Frank Gunn, Canadian Press

After two years of pandemic disruptions, Ontario launched its Plan to Catch Up for the 2022-23 school year, which is highlighted by more than $26.6 billion in funding – the highest investment in public education in Ontario’s history – and $90 million for “crucial” mental health initiatives and supports for students, a 420 per cent increase from five years ago.

Education Minister Stephen Lecce made the announcement Monday at Viola Desmond Public School in Ajax, a school named for a civil rights champion and home this summer to the Great Beginning Success Program for Black students.


Lecce, who said at the news conference that education is about “creating opportunities and lifting up students,” emphasized that the government plan starts with students “back on track, back in class and back to normal” this September.

Lecce is promising the “full student experience” this year, including extracurricular activities like band, field trips, sports and graduation ceremonies.

“It starts with them being in class, on time, with all of the experiences students deserve,” he said. “We have a plan for students to catch up, including the largest tutoring program in Ontario’s history, a modernized skills-focused curriculum to prepare students for the jobs of tomorrow, and enhanced mental health supports.”

Lecce is also promising “mandated” financial literacy programs.

Ontario’s Plan to Catch Up is squarely focused on the priorities of parents and includes five key components:

  • Getting kids back in classrooms in September, on time, with a full school experience;
  • New tutoring supports to fill gaps in learning;
  • Preparing students for the jobs of tomorrow;
  • Providing more money to build schools and improve education; and
  • Helping students with historic funding for mental health supports.

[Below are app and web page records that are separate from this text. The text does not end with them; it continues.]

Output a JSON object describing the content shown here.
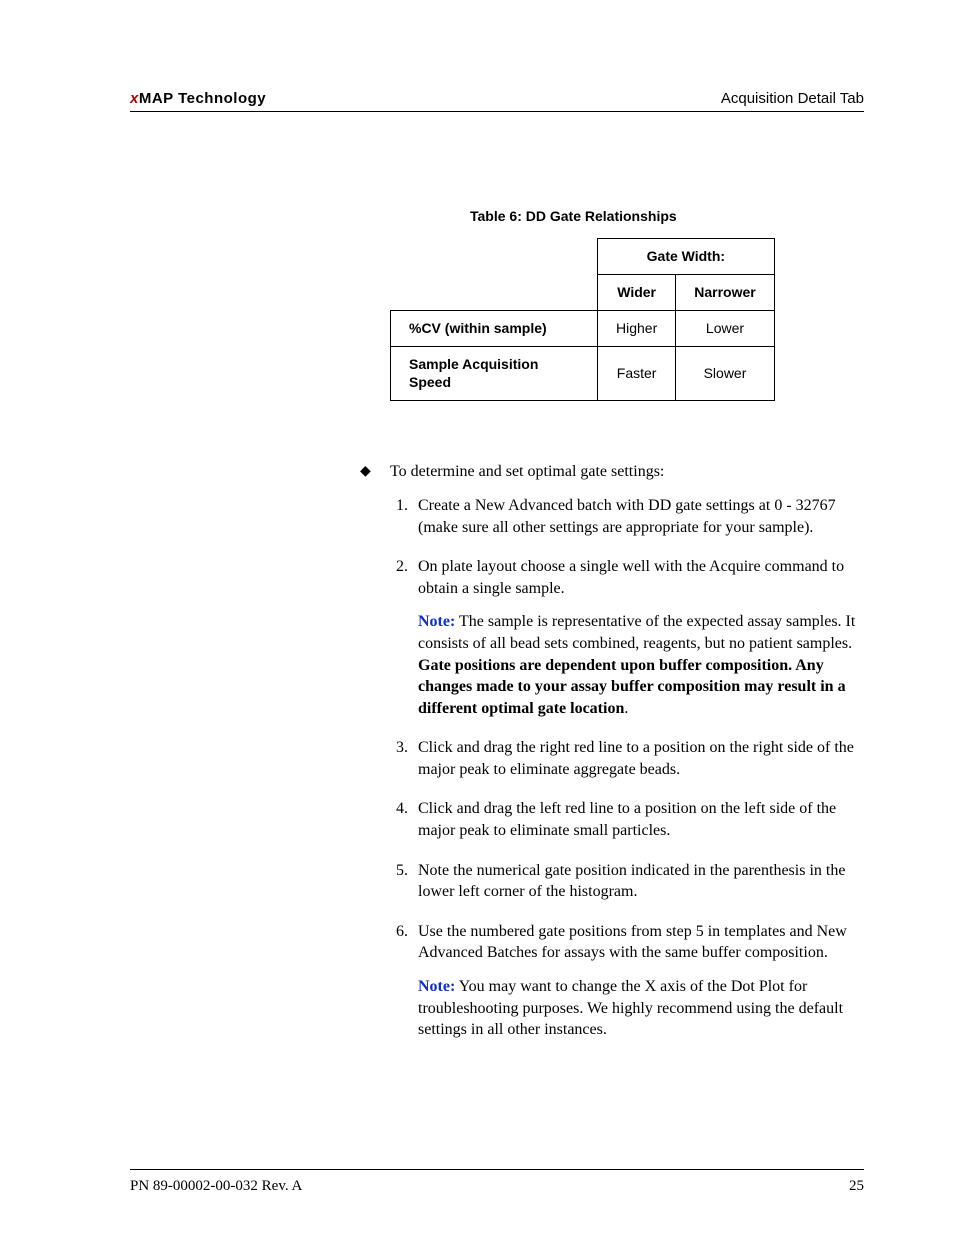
{
  "header": {
    "brand_x": "x",
    "brand_rest": "MAP  Technology",
    "right": "Acquisition Detail Tab"
  },
  "table": {
    "caption": "Table 6: DD Gate Relationships",
    "spanhdr": "Gate Width:",
    "cols": [
      "Wider",
      "Narrower"
    ],
    "rows": [
      {
        "label": "%CV (within sample)",
        "cells": [
          "Higher",
          "Lower"
        ]
      },
      {
        "label": "Sample Acquisition Speed",
        "cells": [
          "Faster",
          "Slower"
        ]
      }
    ]
  },
  "intro": "To determine and set optimal gate settings:",
  "steps": [
    {
      "text": "Create a New Advanced batch with DD gate settings at 0 - 32767 (make sure all other settings are appropriate for your sample)."
    },
    {
      "text": "On plate layout choose a single well with the Acquire command to obtain a single sample.",
      "note_label": "Note:",
      "note_pre": " The sample is representative of the expected assay samples. It consists of all bead sets combined, reagents, but no patient samples. ",
      "note_bold": "Gate positions are dependent upon buffer composition. Any changes made to your assay buffer composition may result in a different optimal gate location",
      "note_post": "."
    },
    {
      "text": "Click and drag the right red line to a position on the right side of the major peak to eliminate aggregate beads."
    },
    {
      "text": "Click and drag the left red line to a position on the left side of the major peak to eliminate small particles."
    },
    {
      "text": "Note the numerical gate position indicated in the parenthesis in the lower left corner of the histogram."
    },
    {
      "text": "Use the numbered gate positions from step 5 in templates and New Advanced Batches for assays with the same buffer composition.",
      "note_label": "Note:",
      "note_pre": " You may want to change the X axis of the Dot Plot for troubleshooting purposes. We highly recommend using the default settings in all other instances."
    }
  ],
  "footer": {
    "left": "PN 89-00002-00-032 Rev. A",
    "right": "25"
  }
}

Lecce, who was joined at the podium by former Ajax school trustee and now MPP Patrice Barnes and Perth-Wellington MPP Matthew Rae, Lecce’s Parliamentary Assistant, said his government has made key investments that students and educators are already benefiting from, including:

  • More than $26.6 billion in funding for the 2022-23 school year
  • $175 million-plus for enhanced tutoring support programs delivered by school boards and community partners, with a focus on reading, writing and math
  • $304 million in time-limited funding to support the hiring of up to 3,000 front line staff, including teachers, early childhood educators, educational assistants, and other education workers
  • $14 billion to build state-of-the-art schools and classrooms and renew and repair existing schools, including $2.1 billion for the 2022-23 school year
  • Allocating $90 million for “crucial” mental health initiatives and supports for students
  • Additional funding to support students with exceptionalities through a $93 million increase in funding for the Special Education Grant and more $9 million in funding to support the new de-streamed grade nine program, with an emphasis on supporting students most at risk, including students from racialized, Black, immigrant, and Indigenous communities

Lecce even paraphrased an old Ronald Reagan campaign promise when he said, “no student shall be left behind.”

As of the beginning of April 2022, ministry-funded tutoring programs were underway across the province and during the last two months of the school year, an average of 49,000 students participated in tutoring programs in Ontario each week, with an average group size of less than five students to provide tailored and focused support.

“With almost 50,000 children benefiting from Ontario’s tutoring investments every week, and summer learning programs underway province-wide, Ontario’s plan is getting students back on track,” added Minister Lecce. “With an emphasis on getting back to basics, our government is focused on strengthening life and job skills in the classroom, so that students graduate as financially literate, technologically savvy, emotionally intelligent leaders, ready for the jobs of tomorrow.”